Cuenta el director de la fase final de la Copa Davis, Feliciano López, que le gusta lo que ha visto hasta ahora en Bolonia. “Las sensaciones son muy buenas. No esperábamos otra cosa, pero los equipos están contentos y todo está saliendo muy bien. Estamos contentos con lo que tenemos ahora”, dice el toledano, el máximo responsable de que durante estos días el engranaje funcione y la Davis ponga el lazo a la sexta edición celebrada desde que se produjera el giro revolucionario. Recuérdese, 2019, una antes y un después. Atrás quedaban 125 años de historia: llegó él, un futbolista, Gerard Piqué, y todo cambió. O no. Nuevo formato, efectivamente; retoques en el calendario, pero respetando más o menos el origen; un desenlace en forma de traca final. Nuevos atractivos. Sin embargo, algo falla.
ESPAÑA Y ALEMANIA, POR LA FINAL
España se enfrentará hoy con Alemania (12.00, Movistar+) en busca del pase a la final de de este domingo. El equipo dirigido por David Ferrer remontó en los cuartos a Chequia (2-1) y confía en que el buen hacer del bloque predomine otra vez.

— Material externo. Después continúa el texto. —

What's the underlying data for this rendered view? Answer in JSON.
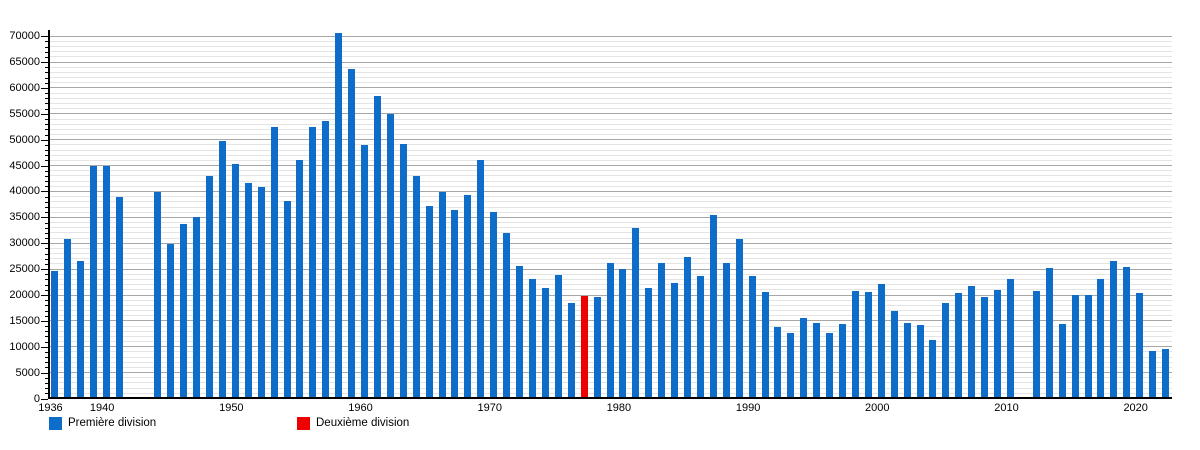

En esta ocasión estará enfrente Alexander Zverev, que reapareció en la competición tras dos años de ausencia. El número tres del mundo colaboró en la victoria de los suyos el jueves, ante Argentina (2-1). Se medirá con él Jaume Munar, autor también de un punto en la primera cita.
El resumen histórico transmite que los alemanes mandan en los cruces con España: 7-10. El último se dio hace ya siete años, en 2018. Sobre superficia dura, la adversaria domina por 2-3.
Por otra parte, Italia accedió este viernes a su tercera final consecutiva tras vencer a Bélgica por 2-0, gracias a los triunfos de Matteo Berrettini (6-3 y 6-4 a Raphael Collignon) y Flavio Cobolli (6-3, 6-7(5) y 7-6(15) a Zizou Bergs).